Review: Sing the Truth – Nina Simone Remembered

The selection of songs in the show Sing the Truth leans heavily in favor of those on Nina’s recordings for the Philips record label from 1964 to 1966 … They are as essential as any other body of music, featuring a breathtaking mastery of styles and delivery. I must tell you that the experience of exploring the Nina Simone catalogue has been alternately harrowing, joyous, painful, exultant, infuriating, enlightening, indescribably sad, sexy, remorseful, prophetic, cleansing, devastating, hilarious, educational, furious, inspiring, delightful, viciously angry, uplifting, emotionally overwhelming, and ultimately, a spiritual journey which has been transformative. I’ve got to believe that for most of her fans these are familiar sentiments. She is like no other artist. (Danny Kapilian, Producer, Sing the Truth)

Sing the Truth – Nina Simone Remembered at the Barbican Centre last Thursday was an astonishingly beautiful tribute of which I can well imagine the unpredictable and impossibly demanding chanteuse would have been deeply proud. I once read an interview where Nina Simone was asked how she felt about getting a mention in a Lauryn Hill song and replied that, while very flattered, she would have much preferred that Lauryn simply sing one of her tunes.

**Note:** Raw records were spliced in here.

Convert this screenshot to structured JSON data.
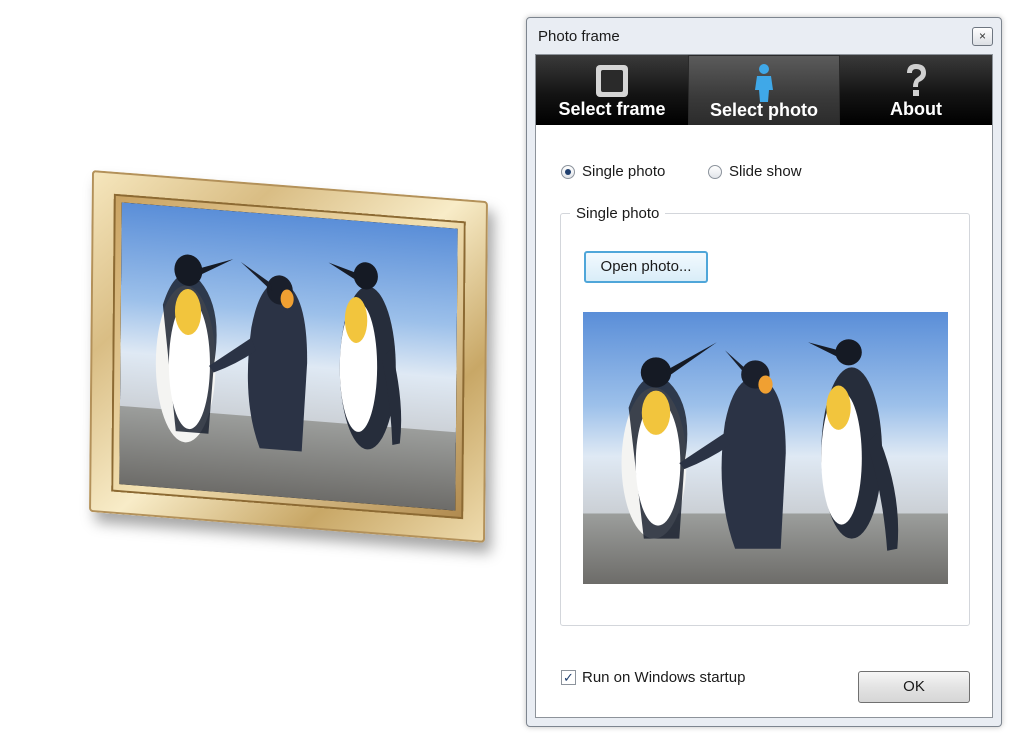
{
  "window": {
    "title": "Photo frame",
    "close_glyph": "×"
  },
  "tabs": [
    {
      "label": "Select frame",
      "icon": "frame-icon",
      "active": false
    },
    {
      "label": "Select photo",
      "icon": "person-icon",
      "active": true
    },
    {
      "label": "About",
      "icon": "question-icon",
      "active": false
    }
  ],
  "mode": {
    "options": [
      {
        "label": "Single photo",
        "checked": true
      },
      {
        "label": "Slide show",
        "checked": false
      }
    ]
  },
  "single_photo_group": {
    "label": "Single photo",
    "open_button": "Open photo..."
  },
  "startup": {
    "label": "Run on Windows startup",
    "checked": true,
    "check_glyph": "✓"
  },
  "ok_button": "OK",
  "colors": {
    "tab_bar": "#141414",
    "active_tab": "#4a4a4a",
    "open_button_border": "#4fa6d9",
    "frame_gold": "#d9bd84"
  }
}
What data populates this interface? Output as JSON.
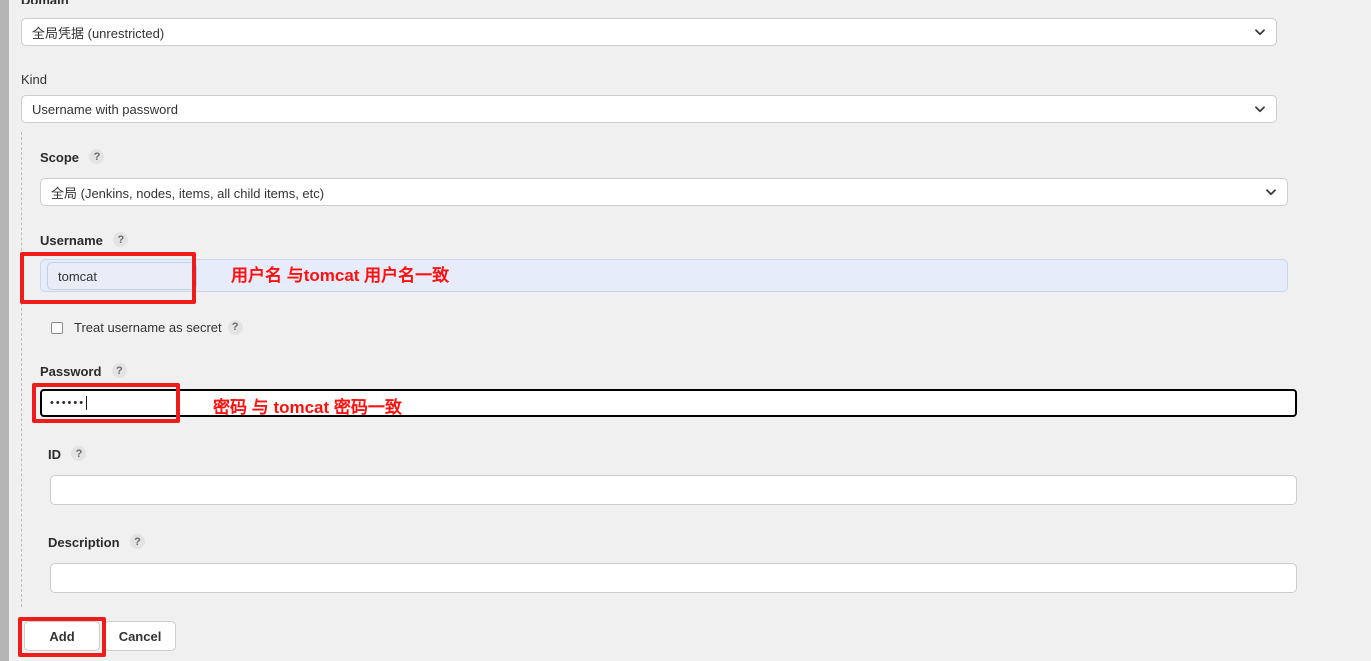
{
  "form": {
    "domain": {
      "label": "Domain",
      "value": "全局凭据 (unrestricted)",
      "icon": "chevron-down-icon"
    },
    "kind": {
      "label": "Kind",
      "value": "Username with password",
      "icon": "chevron-down-icon"
    },
    "scope": {
      "label": "Scope",
      "help": "?",
      "value": "全局 (Jenkins, nodes, items, all child items, etc)",
      "icon": "chevron-down-icon"
    },
    "username": {
      "label": "Username",
      "help": "?",
      "value": "tomcat",
      "placeholder": ""
    },
    "treat_secret": {
      "label": "Treat username as secret",
      "help": "?",
      "checked": false
    },
    "password": {
      "label": "Password",
      "help": "?",
      "value": "••••••",
      "placeholder": ""
    },
    "id": {
      "label": "ID",
      "help": "?",
      "value": "",
      "placeholder": ""
    },
    "description": {
      "label": "Description",
      "help": "?",
      "value": "",
      "placeholder": ""
    }
  },
  "buttons": {
    "add": "Add",
    "cancel": "Cancel"
  },
  "annotations": [
    {
      "text": "用户名 与tomcat 用户名一致"
    },
    {
      "text": "密码 与 tomcat 密码一致"
    }
  ],
  "colors": {
    "page_bg": "#f0f0f0",
    "annotation_red": "#ff1111",
    "highlight_blue": "#e6ecf9",
    "field_border": "#c9ced3"
  }
}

On this evening four artists took turns singing Nina Simone’s songs and, in the true spirit of Nina, transformed each into a creation all their own.

The line-up featured vocalists Lizz Wright, Lisa Simone Kelly, Angelique Kidjo and Dianne Reeves, guitarist Al Schackman, bassist Chris White, percussionist Leopoldo Fleming, drummer Paul Robinson and Jeremy Berlin on piano. The show opened with Lizz Wright singing  ‘I Loves You Porgy’ — a song that was, in the words of someone old enough to remember when it first came out, ‘great to make love by’. Wright’s gentle voice transformed it into a lullaby, fresh and soothing, and her quiet elegance as she bowed and exited the stage, in a flowing evening gown and bare feet, reminded me of Nina Simone’s insistence on grace and professionalism in performance — regardless of whether the audience was a pile of drunks in an Atlantic City bar or the crème de la crème of uptown Manhattan. Next came Lisa Simone Kelly, known by the stage name ‘Simone’, who let loose her Broadway vocal range on a driving and forceful version of ‘Work Song’ and who paused to remind a very appreciative audience of the importance of remembering and honoring genius. Angelique Kidjo brought new meaning to ‘See-Line Woman’ and graciously paid tribute to the importance of Nina Simone to young African women who must confront the double bind of racism and sexism, and followed her moving words with a still more moving rendition of ‘To Be Young, Gifted and Black’. Dianne Reeves then rounded out each set with a voice conjured from deep within the center of the earth, transforming ‘Be My Husband’ into an incantation and belting out a version of ‘I Put A Spell On You’ that sent the audience — or was it just me? — into near-hysterics. The show could not have been any more appropriately concluded than with a version of ‘Four Women’ sung by all four vocalists, each carrying a single verse.

Sing the Truth is a tribute in the truest sense. Spanning three generations of musicians — the oldest in their seventies, the youngest in their twenties — the show bears witness to just how profoundly Nina Simone’s music has informed her listening audience, and just how wide a spectrum of listeners she was able to reach. Not to be missed.